Uta Bellion, director of the Pew Environment Group’s European Marine Programme, said: “The Pew Environment Group regrets the Council’s decision to set quotas for deep-sea species even higher than the already flawed limits proposed by the Commission. This will give fleets from France, Spain and Portugal the opportunity to continue plundering these stocks. With this decision, the European Union is in breach of its international commitment to protect deep-sea species and ecosystems in the northeast Atlantic.”

“Pew is pleased that the Council has agreed to set the quotas for bycatch of deep-sea shark species at zero. Unfortunately, because deep-sea fishing for other species is still permitted, sharks will continue to be caught.”

“This decision contravenes a 2009 UN General Assembly resolution that commits the European Union to implement a set of management measures ’to ensure the long-term sustainability of deep-sea fish stocks and non-target species, and the rebuilding of depleted stocks’ and ‘not to authorize bottom-fishing activities until such measures have been adopted and implemented.’”

“Deep-sea fisheries are plagued with high levels of bycatch and discards, misreporting and non-reporting of catch, and unregulated fishing for many species—hardly the definition of sustainable.

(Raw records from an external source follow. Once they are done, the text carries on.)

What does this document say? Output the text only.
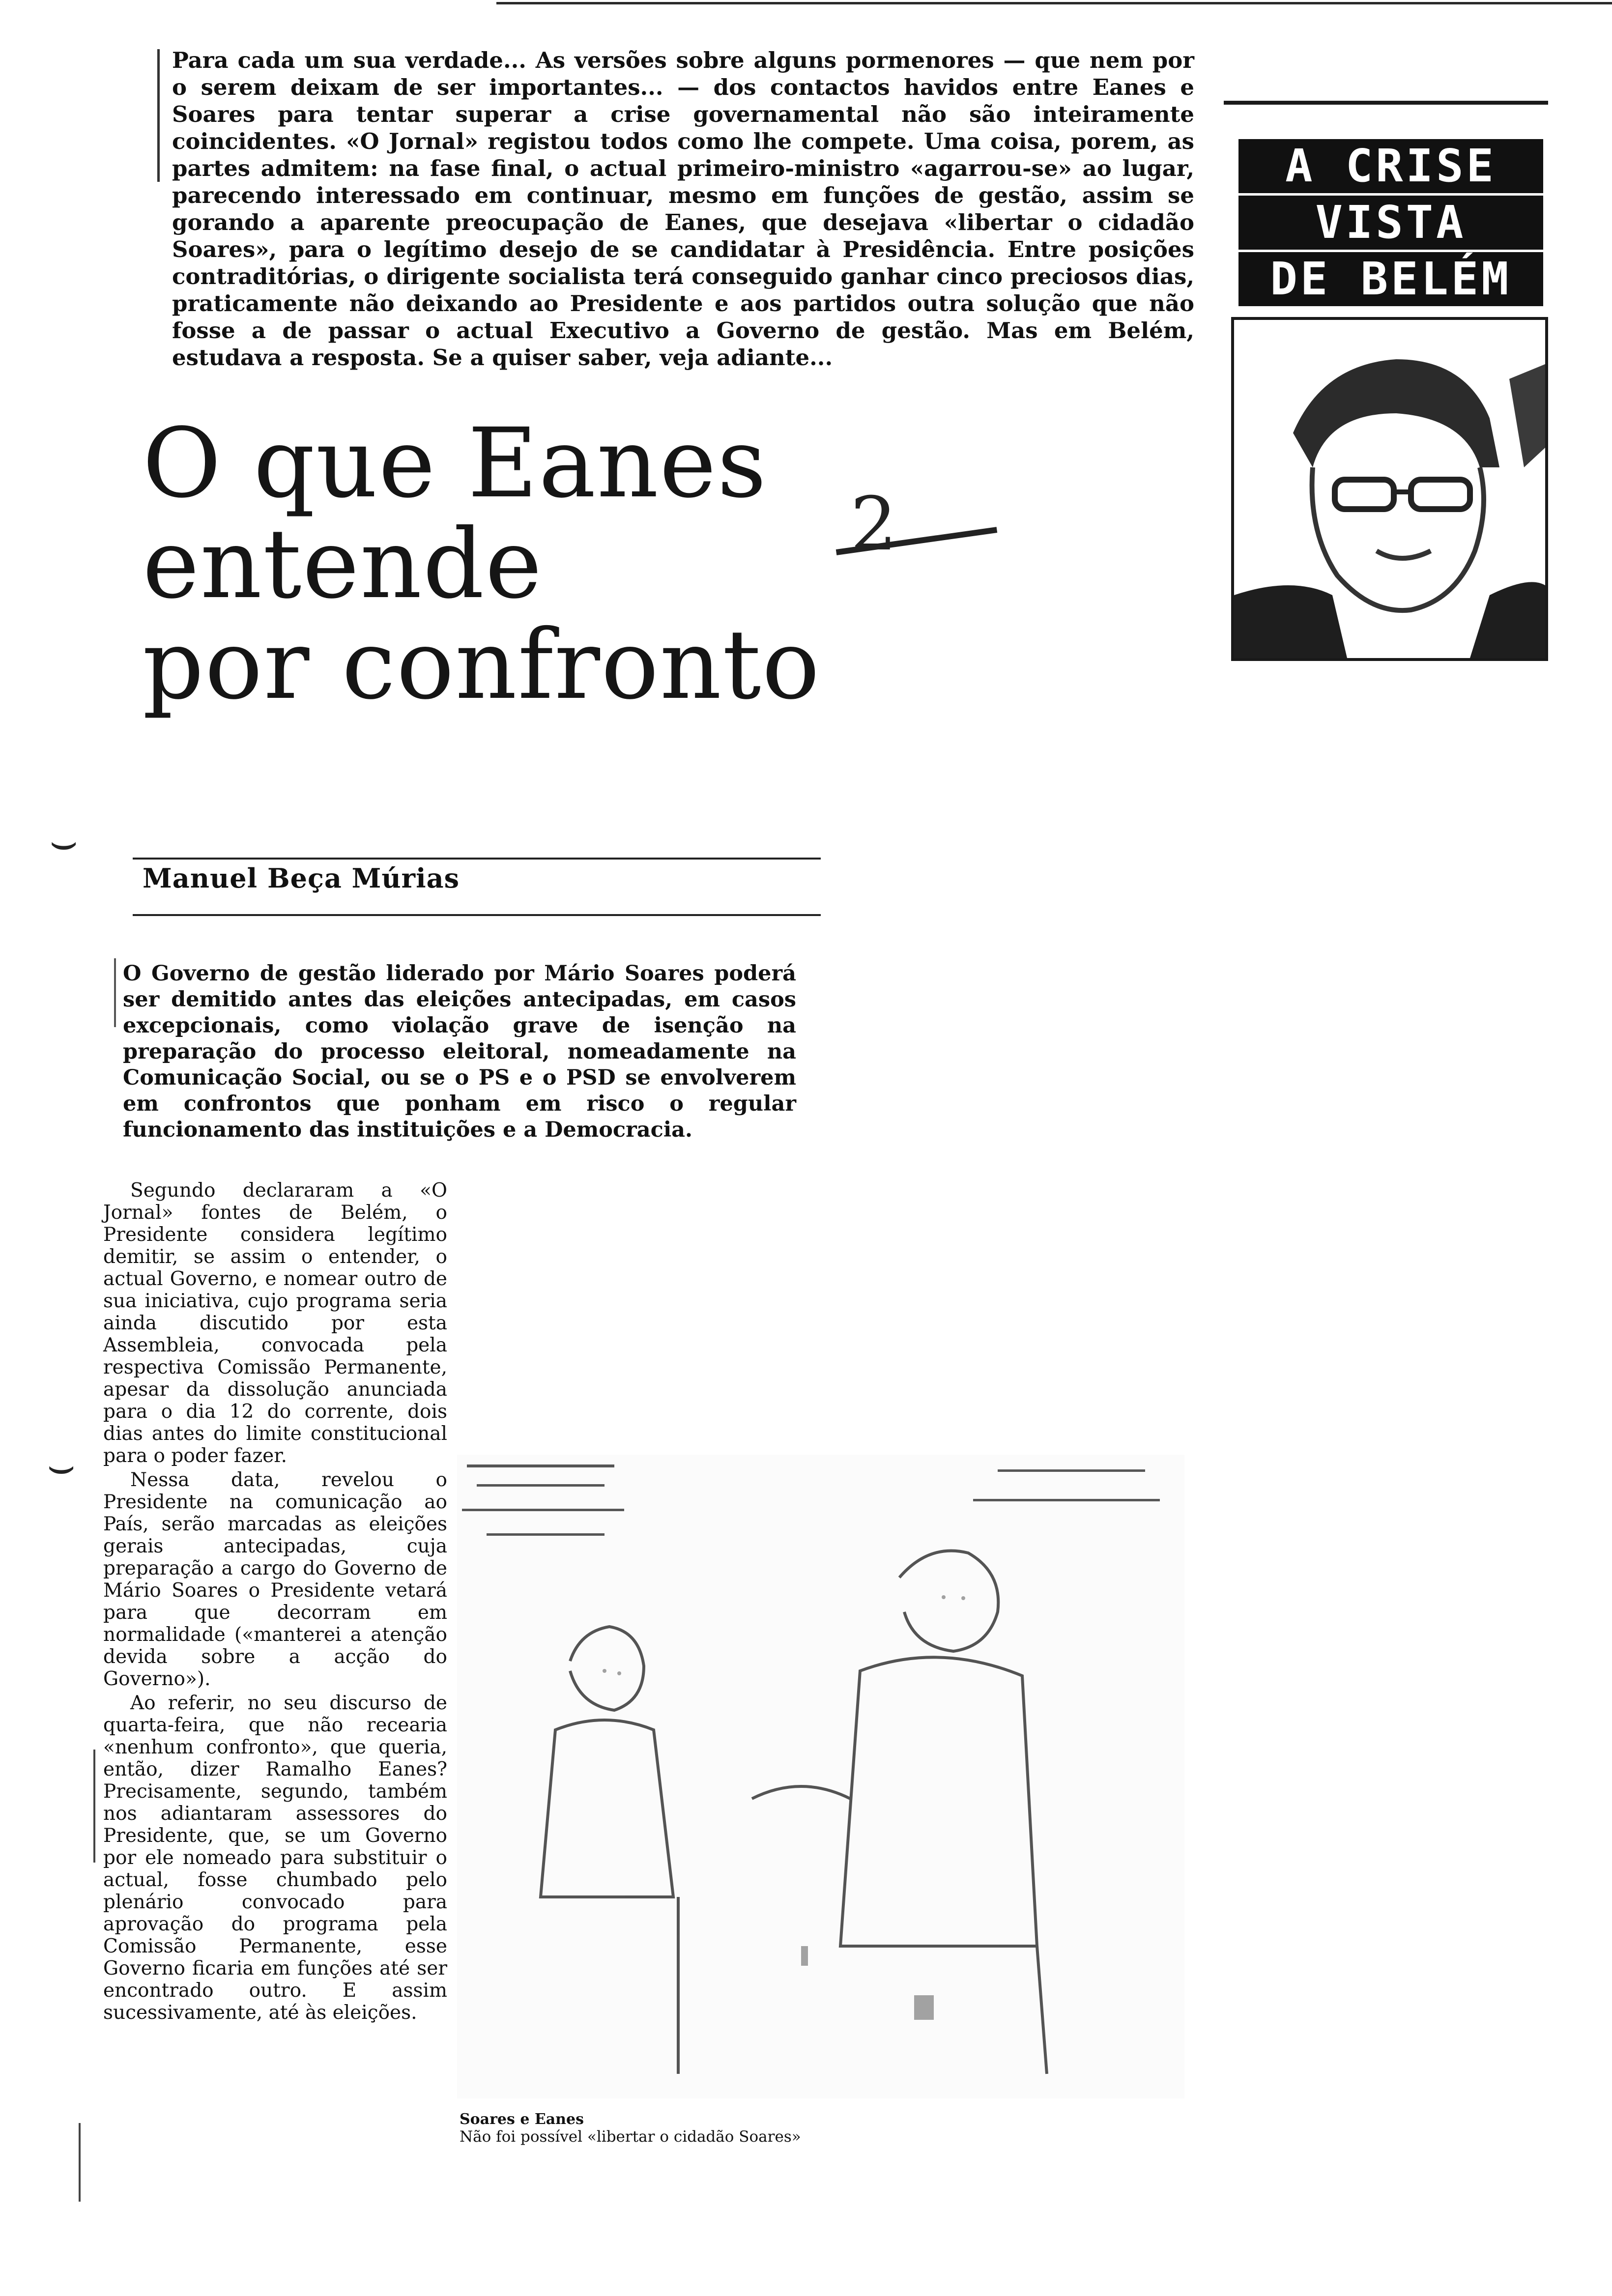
Para cada um sua verdade... As versões sobre alguns pormenores — que nem por o serem deixam de ser importantes... — dos contactos havidos entre Eanes e Soares para tentar superar a crise governamental não são inteiramente coincidentes. «O Jornal» registou todos como lhe compete. Uma coisa, porem, as partes admitem: na fase final, o actual primeiro-ministro «agarrou-se» ao lugar, parecendo interessado em continuar, mesmo em funções de gestão, assim se gorando a aparente preocupação de Eanes, que desejava «libertar o cidadão Soares», para o legítimo desejo de se candidatar à Presidência. Entre posições contraditórias, o dirigente socialista terá conseguido ganhar cinco preciosos dias, praticamente não deixando ao Presidente e aos partidos outra solução que não fosse a de passar o actual Executivo a Governo de gestão. Mas em Belém, estudava a resposta. Se a quiser saber, veja adiante...
A CRISE
VISTA
DE BELÉM
O que Eanes
entende
por confronto
2
⌣
⌣
Manuel Beça Múrias
O Governo de gestão liderado por Mário Soares poderá ser demitido antes das eleições antecipadas, em casos excepcionais, como violação grave de isenção na preparação do processo eleitoral, nomeadamente na Comunicação Social, ou se o PS e o PSD se envolverem em confrontos que ponham em risco o regular funcionamento das instituições e a Democracia.

Segundo declararam a «O Jornal» fontes de Belém, o Presidente considera legítimo demitir, se assim o entender, o actual Governo, e nomear outro de sua iniciativa, cujo programa seria ainda discutido por esta Assembleia, convocada pela respectiva Comissão Permanente, apesar da dissolução anunciada para o dia 12 do corrente, dois dias antes do limite constitucional para o poder fazer.

Nessa data, revelou o Presidente na comunicação ao País, serão marcadas as eleições gerais antecipadas, cuja preparação a cargo do Governo de Mário Soares o Presidente vetará para que decorram em normalidade («manterei a atenção devida sobre a acção do Governo»).

Ao referir, no seu discurso de quarta-feira, que não recearia «nenhum confronto», que queria, então, dizer Ramalho Eanes? Precisamente, segundo, também nos adiantaram assessores do Presidente, que, se um Governo por ele nomeado para substituir o actual, fosse chumbado pelo plenário convocado para aprovação do programa pela Comissão Permanente, esse Governo ficaria em funções até ser encontrado outro. E assim sucessivamente, até às eleições.

Soares e Eanes
Não foi possível «libertar o cidadão Soares»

The Council can and should do more to protect these vulnerable marine resources.”

Oceana believes that the Total Allowable Catches (TACs) approved by the Council of Fisheries Ministers of the European Union are insufficient to ensure the sustainable exploitation of deep-water species. The regulation also ignores more than 20 vulnerable species, which will continue to be fished without any management measures.

Oceana supports the new regulation maintaining the 2010 TAC of 0 tonnes for deep sea sharks, including 4 new species, and the orange roughy. However, the organization regrets the decision not to ban incidental deep-sea shark catches in 2011, and incidental orange roughy catches in 2011 and 2012.

With respect to other species included in this regulation, Oceana is deeply concerned about the null or minimal reductions adopted, particularly in those cases where explicit scientific advice was ignored. Indeed, for species such as the black scabbard fish and the sea bream, TACs exceed scientific advice by 15% and 56%, respectively. For other species like the alfonsino, grenadier, blue ling and codling, the approved reductions between 0% and 13% are inadequate, since there is still no scientific evidence that their exploitation is sustainable.

The slow growth rate, late maturity and low fertility characteristic of these species cannot withstand high operating levels,” said Ricardo Aguilar, Director of Research for Oceana Europe. “Their management must, now more than ever, follow the precautionary approach.”

Both the International Council for the Exploration of the Sea (ICES) and the Scientific, Technical and Economic Committee for Fisheries (STECF) have recommended, due to the precarious situation of most of the stocks, a significant reduction in the catches of these deep-sea species, until the evolution of the stock sizes shows a positive trend.